The approaches described in this section could be pursued but are not necessarily approaches that have previously been conceived or pursued. Therefore, unless otherwise indicated, it should not be assumed that any of the approaches described in this section qualify as prior art merely by virtue of their inclusion in this section.
In a typical load balancing scenario, a service hosted by a group of servers is front-ended by a load balancer (LB) (also referred to herein as a LB device), which represents this service to clients as a virtual service. Clients needing the service can address their packets to the virtual service using a virtual Internet Protocol (IP) address and a virtual port. The LB will inspect incoming packets and, based on predetermined policies/algorithms, will choose a particular server from the group of servers; modify the packet, if needed and forward the packet to the server. On the way back from the server (optional), the LB will get the packet, modify the packet if needed and send the packet back to the client.

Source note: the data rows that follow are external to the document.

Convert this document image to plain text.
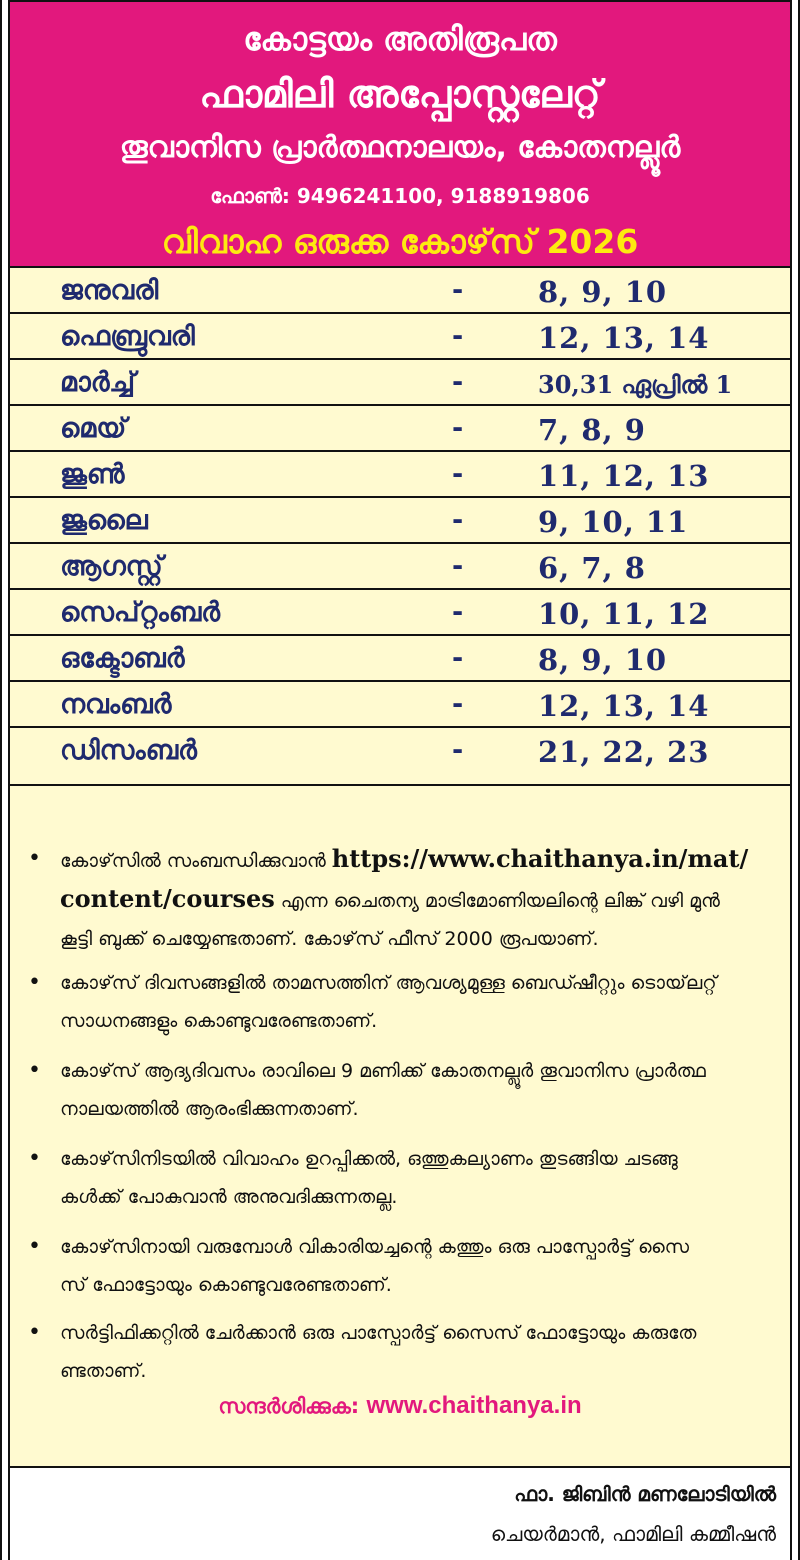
കോട്ടയം അതിരൂപത
ഫാമിലി അപ്പോസ്റ്റലേറ്റ്
തൂവാനിസ പ്രാർത്ഥനാലയം, കോതനല്ലൂർ
ഫോൺ: 9496241100, 9188919806
വിവാഹ ഒരുക്ക കോഴ്‌സ് 2026
ജനുവരി	-	8, 9, 10
ഫെബ്രുവരി	-	12, 13, 14
മാർച്ച്	-	30,31 ഏപ്രിൽ 1
മെയ്	-	7, 8, 9
ജൂൺ	-	11, 12, 13
ജൂലൈ	-	9, 10, 11
ആഗസ്റ്റ്	-	6, 7, 8
സെപ്റ്റംബർ	-	10, 11, 12
ഒക്ടോബർ	-	8, 9, 10
നവംബർ	-	12, 13, 14
ഡിസംബർ	-	21, 22, 23
• കോഴ്‌സിൽ സംബന്ധിക്കുവാൻ https://www.chaithanya.in/mat/
content/courses എന്ന ചൈതന്യ മാട്രിമോണിയലിന്റെ ലിങ്ക് വഴി മുൻ
കൂട്ടി ബുക്ക് ചെയ്യേണ്ടതാണ്. കോഴ്‌സ് ഫീസ് 2000 രൂപയാണ്.
• കോഴ്‌സ് ദിവസങ്ങളിൽ താമസത്തിന് ആവശ്യമുള്ള ബെഡ്ഷീറ്റും ടൊയ്‌ലറ്റ്
സാധനങ്ങളും കൊണ്ടുവരേണ്ടതാണ്.
• കോഴ്‌സ് ആദ്യദിവസം രാവിലെ 9 മണിക്ക് കോതനല്ലൂർ തൂവാനിസ പ്രാർത്ഥ
നാലയത്തിൽ ആരംഭിക്കുന്നതാണ്.
• കോഴ്‌സിനിടയിൽ വിവാഹം ഉറപ്പിക്കൽ, ഒത്തുകല്യാണം തുടങ്ങിയ ചടങ്ങു
കൾക്ക് പോകുവാൻ അനുവദിക്കുന്നതല്ല.
• കോഴ്‌സിനായി വരുമ്പോൾ വികാരിയച്ചന്റെ കത്തും ഒരു പാസ്പോർട്ട് സൈ
സ് ഫോട്ടോയും കൊണ്ടുവരേണ്ടതാണ്.
• സർട്ടിഫിക്കറ്റിൽ ചേർക്കാൻ ഒരു പാസ്പോർട്ട് സൈസ് ഫോട്ടോയും കരുതേ
ണ്ടതാണ്.
സന്ദർശിക്കുക: www.chaithanya.in
ഫാ. ജിബിൻ മണലോടിയിൽ
ചെയർമാൻ, ഫാമിലി കമ്മീഷൻ
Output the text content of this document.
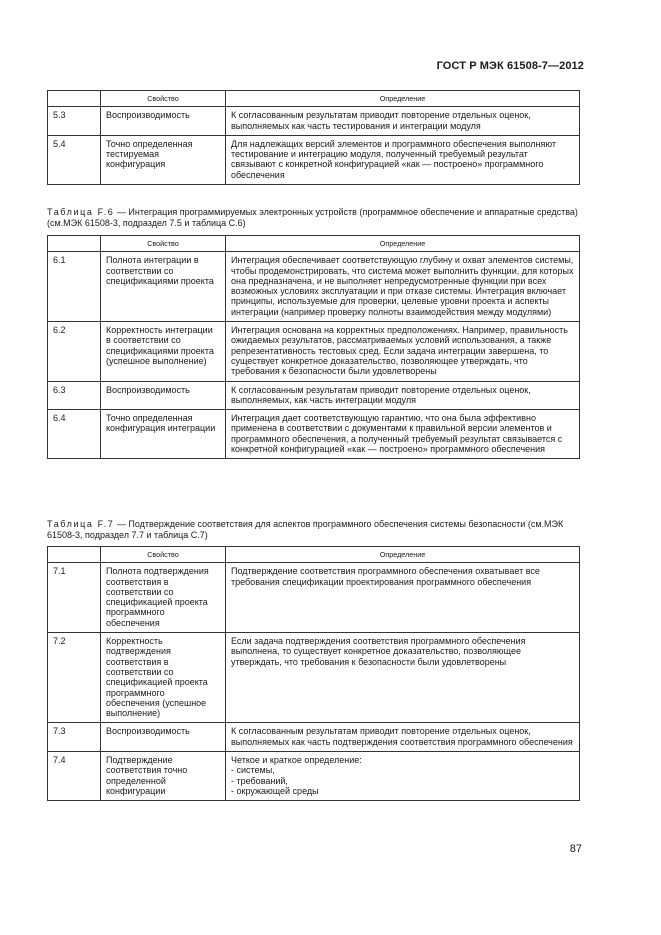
ГОСТ Р МЭК 61508-7—2012
	Свойство	Определение
5.3	Воспроизводимость	К согласованным результатам приводит повторение отдельных оценок, выполняемых как часть тестирования и интеграции модуля
5.4	Точно определенная тестируемая конфигурация	Для надлежащих версий элементов и программного обеспечения выполняют тестирование и интеграцию модуля, полученный требуемый результат связывают с конкретной конфигурацией «как — построено» программного обеспечения
Таблица F.6 — Интеграция программируемых электронных устройств (программное обеспечение и аппаратные средства) (см.МЭК 61508-3, подраздел 7.5 и таблица С.6)
	Свойство	Определение
6.1	Полнота интеграции в соответствии со спецификациями проекта	Интеграция обеспечивает соответствующую глубину и охват элементов системы, чтобы продемонстрировать, что система может выполнить функции, для которых она предназначена, и не выполняет непредусмотренные функции при всех возможных условиях эксплуатации и при отказе системы. Интеграция включает принципы, используемые для проверки, целевые уровни проекта и аспекты интеграции (например проверку полноты взаимодействия между модулями)
6.2	Корректность интеграции в соответствии со спецификациями проекта (успешное выполнение)	Интеграция основана на корректных предположениях. Например, правильность ожидаемых результатов, рассматриваемых условий использования, а также репрезентативность тестовых сред. Если задача интеграции завершена, то существует конкретное доказательство, позволяющее утверждать, что требования к безопасности были удовлетворены
6.3	Воспроизводимость	К согласованным результатам приводит повторение отдельных оценок, выполняемых, как часть интеграции модуля
6.4	Точно определенная конфигурация интеграции	Интеграция дает соответствующую гарантию, что она была эффективно применена в соответствии с документами к правильной версии элементов и программного обеспечения, а полученный требуемый результат связывается с конкретной конфигурацией «как — построено» программного обеспечения
Таблица F.7 — Подтверждение соответствия для аспектов программного обеспечения системы безопасности (см.МЭК 61508-3, подраздел 7.7 и таблица С.7)
	Свойство	Определение
7.1	Полнота подтверждения соответствия в соответствии со спецификацией проекта программного обеспечения	Подтверждение соответствия программного обеспечения охватывает все требования спецификации проектирования программного обеспечения
7.2	Корректность подтверждения соответствия в соответствии со спецификацией проекта программного обеспечения (успешное выполнение)	Если задача подтверждения соответствия программного обеспечения выполнена, то существует конкретное доказательство, позволяющее утверждать, что требования к безопасности были удовлетворены
7.3	Воспроизводимость	К согласованным результатам приводит повторение отдельных оценок, выполняемых как часть подтверждения соответствия программного обеспечения
7.4	Подтверждение соответствия точно определенной конфигурации	Четкое и краткое определение:
- системы,
- требований,
- окружающей среды
87
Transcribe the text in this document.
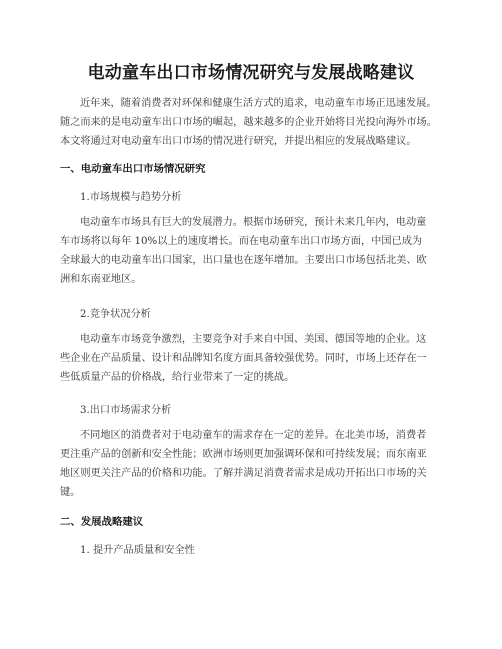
电动童车出口市场情况研究与发展战略建议
近年来，随着消费者对环保和健康生活方式的追求，电动童车市场正迅速发展。
随之而来的是电动童车出口市场的崛起，越来越多的企业开始将目光投向海外市场。
本文将通过对电动童车出口市场的情况进行研究，并提出相应的发展战略建议。
一、电动童车出口市场情况研究
1.市场规模与趋势分析
电动童车市场具有巨大的发展潜力。根据市场研究，预计未来几年内，电动童
车市场将以每年 10%以上的速度增长。而在电动童车出口市场方面，中国已成为
全球最大的电动童车出口国家，出口量也在逐年增加。主要出口市场包括北美、欧
洲和东南亚地区。
2.竞争状况分析
电动童车市场竞争激烈，主要竞争对手来自中国、美国、德国等地的企业。这
些企业在产品质量、设计和品牌知名度方面具备较强优势。同时，市场上还存在一
些低质量产品的价格战，给行业带来了一定的挑战。
3.出口市场需求分析
不同地区的消费者对于电动童车的需求存在一定的差异。在北美市场，消费者
更注重产品的创新和安全性能；欧洲市场则更加强调环保和可持续发展；而东南亚
地区则更关注产品的价格和功能。了解并满足消费者需求是成功开拓出口市场的关
键。
二、发展战略建议
1. 提升产品质量和安全性
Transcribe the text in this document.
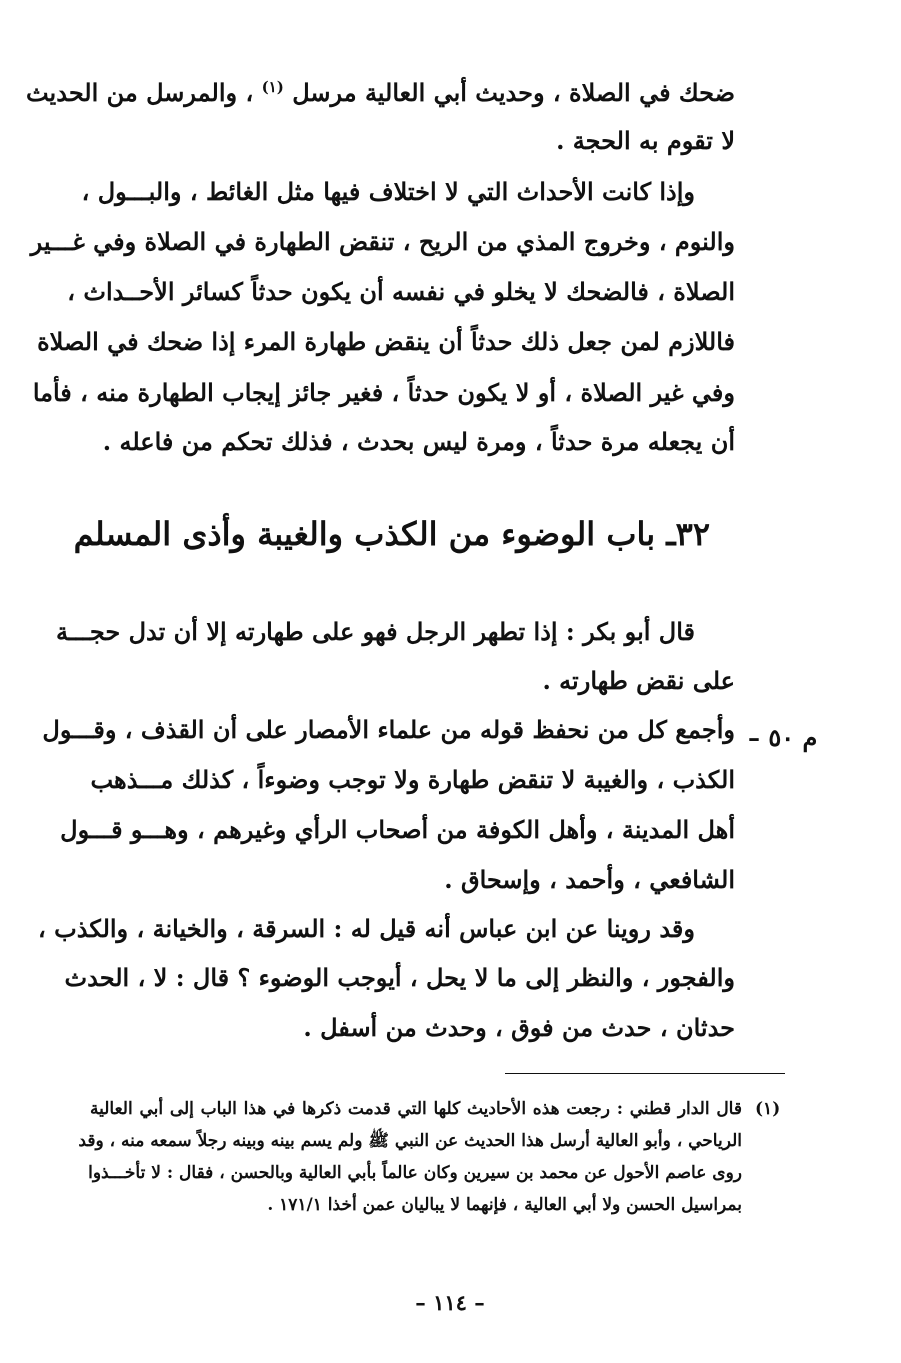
ضحك في الصلاة ، وحديث أبي العالية مرسل $^{(١)}$ ، والمرسل من الحديث
لا تقوم به الحجة .
وإذا كانت الأحداث التي لا اختلاف فيها مثل الغائط ، والبـــول ،
والنوم ، وخروج المذي من الريح ، تنقض الطهارة في الصلاة وفي غـــير
الصلاة ، فالضحك لا يخلو في نفسه أن يكون حدثاً كسائر الأحــداث ،
فاللازم لمن جعل ذلك حدثاً أن ينقض طهارة المرء إذا ضحك في الصلاة
وفي غير الصلاة ، أو لا يكون حدثاً ، فغير جائز إيجاب الطهارة منه ، فأما
أن يجعله مرة حدثاً ، ومرة ليس بحدث ، فذلك تحكم من فاعله .
٣٢ـ باب الوضوء من الكذب والغيبة وأذى المسلم
قال أبو بكر : إذا تطهر الرجل فهو على طهارته إلا أن تدل حجـــة
على نقض طهارته .
م ٥٠ –
وأجمع كل من نحفظ قوله من علماء الأمصار على أن القذف ، وقـــول
الكذب ، والغيبة لا تنقض طهارة ولا توجب وضوءاً ، كذلك مـــذهب
أهل المدينة ، وأهل الكوفة من أصحاب الرأي وغيرهم ، وهـــو قـــول
الشافعي ، وأحمد ، وإسحاق .
وقد روينا عن ابن عباس أنه قيل له : السرقة ، والخيانة ، والكذب ،
والفجور ، والنظر إلى ما لا يحل ، أيوجب الوضوء ؟ قال : لا ، الحدث
حدثان ، حدث من فوق ، وحدث من أسفل .
(١)
قال الدار قطني : رجعت هذه الأحاديث كلها التي قدمت ذكرها في هذا الباب إلى أبي العالية
الرياحي ، وأبو العالية أرسل هذا الحديث عن النبي ﷺ ولم يسم بينه وبينه رجلاً سمعه منه ، وقد
روى عاصم الأحول عن محمد بن سيرين وكان عالماً بأبي العالية وبالحسن ، فقال : لا تأخـــذوا
بمراسيل الحسن ولا أبي العالية ، فإنهما لا يباليان عمن أخذا ١٧١/١ .
– ١١٤ –
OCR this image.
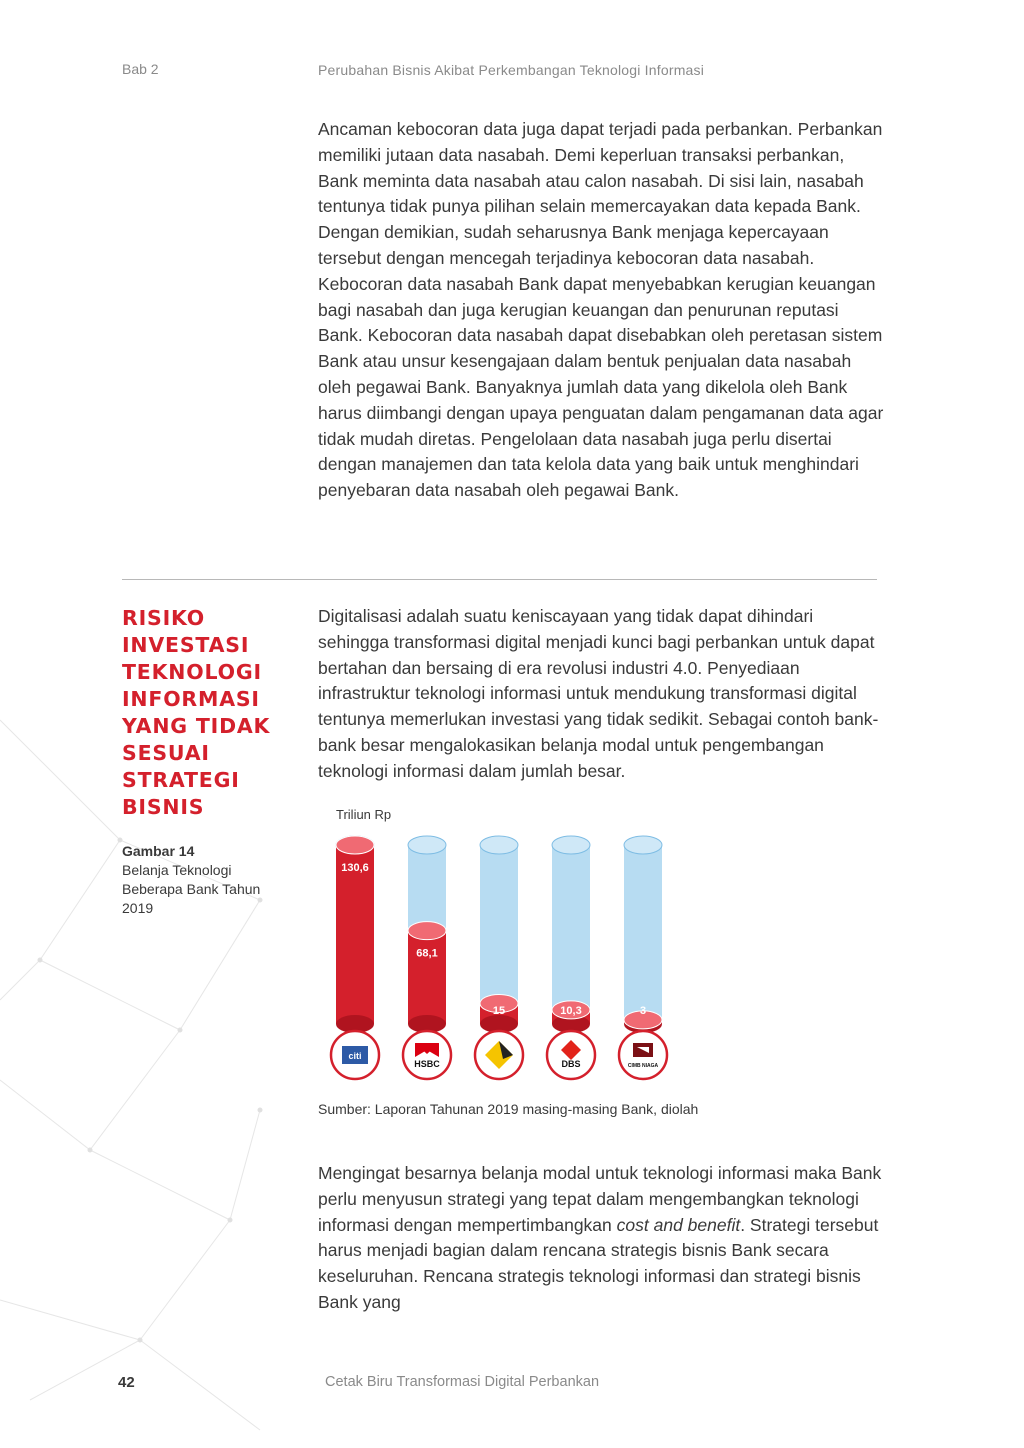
Bab 2	Perubahan Bisnis Akibat Perkembangan Teknologi Informasi

Ancaman kebocoran data juga dapat terjadi pada perbankan. Perbankan memiliki jutaan data nasabah. Demi keperluan transaksi perbankan, Bank meminta data nasabah atau calon nasabah. Di sisi lain, nasabah tentunya tidak punya pilihan selain memercayakan data kepada Bank. Dengan demikian, sudah seharusnya Bank menjaga kepercayaan tersebut dengan mencegah terjadinya kebocoran data nasabah. Kebocoran data nasabah Bank dapat menyebabkan kerugian keuangan bagi nasabah dan juga kerugian keuangan dan penurunan reputasi Bank. Kebocoran data nasabah dapat disebabkan oleh peretasan sistem Bank atau unsur kesengajaan dalam bentuk penjualan data nasabah oleh pegawai Bank. Banyaknya jumlah data yang dikelola oleh Bank harus diimbangi dengan upaya penguatan dalam pengamanan data agar tidak mudah diretas. Pengelolaan data nasabah juga perlu disertai dengan manajemen dan tata kelola data yang baik untuk menghindari penyebaran data nasabah oleh pegawai Bank.

RISIKO
INVESTASI
TEKNOLOGI
INFORMASI
YANG TIDAK
SESUAI
STRATEGI
BISNIS

Digitalisasi adalah suatu keniscayaan yang tidak dapat dihindari sehingga transformasi digital menjadi kunci bagi perbankan untuk dapat bertahan dan bersaing di era revolusi industri 4.0. Penyediaan infrastruktur teknologi informasi untuk mendukung transformasi digital tentunya memerlukan investasi yang tidak sedikit. Sebagai contoh bank-bank besar mengalokasikan belanja modal untuk pengembangan teknologi informasi dalam jumlah besar.

Gambar 14
Belanja Teknologi Beberapa Bank Tahun 2019
Triliun Rp
130,6
citi
68,1
HSBC
15	10,3
DBS
3
CIMB NIAGA
Sumber: Laporan Tahunan 2019 masing-masing Bank, diolah

Mengingat besarnya belanja modal untuk teknologi informasi maka Bank perlu menyusun strategi yang tepat dalam mengembangkan teknologi informasi dengan mempertimbangkan cost and benefit. Strategi tersebut harus menjadi bagian dalam rencana strategis bisnis Bank secara keseluruhan. Rencana strategis teknologi informasi dan strategi bisnis Bank yang

42	Cetak Biru Transformasi Digital Perbankan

The traditional approach for LB of a network of servers includes several shortcomings. For example, in some situations, the network request load may stay lower than the maximum capacity of one or more LB devices for a long time, which could lead to wasted resources. In other situations, network requests can exceed the maximum capacity of the LB devices. Generally speaking, traditional LB of a network includes one or more static devices responsible for distribution of data packets but does not allow dynamically adjusting the network configuration to scale the network resources up or down. Therefore, more efficient load balancing is needed.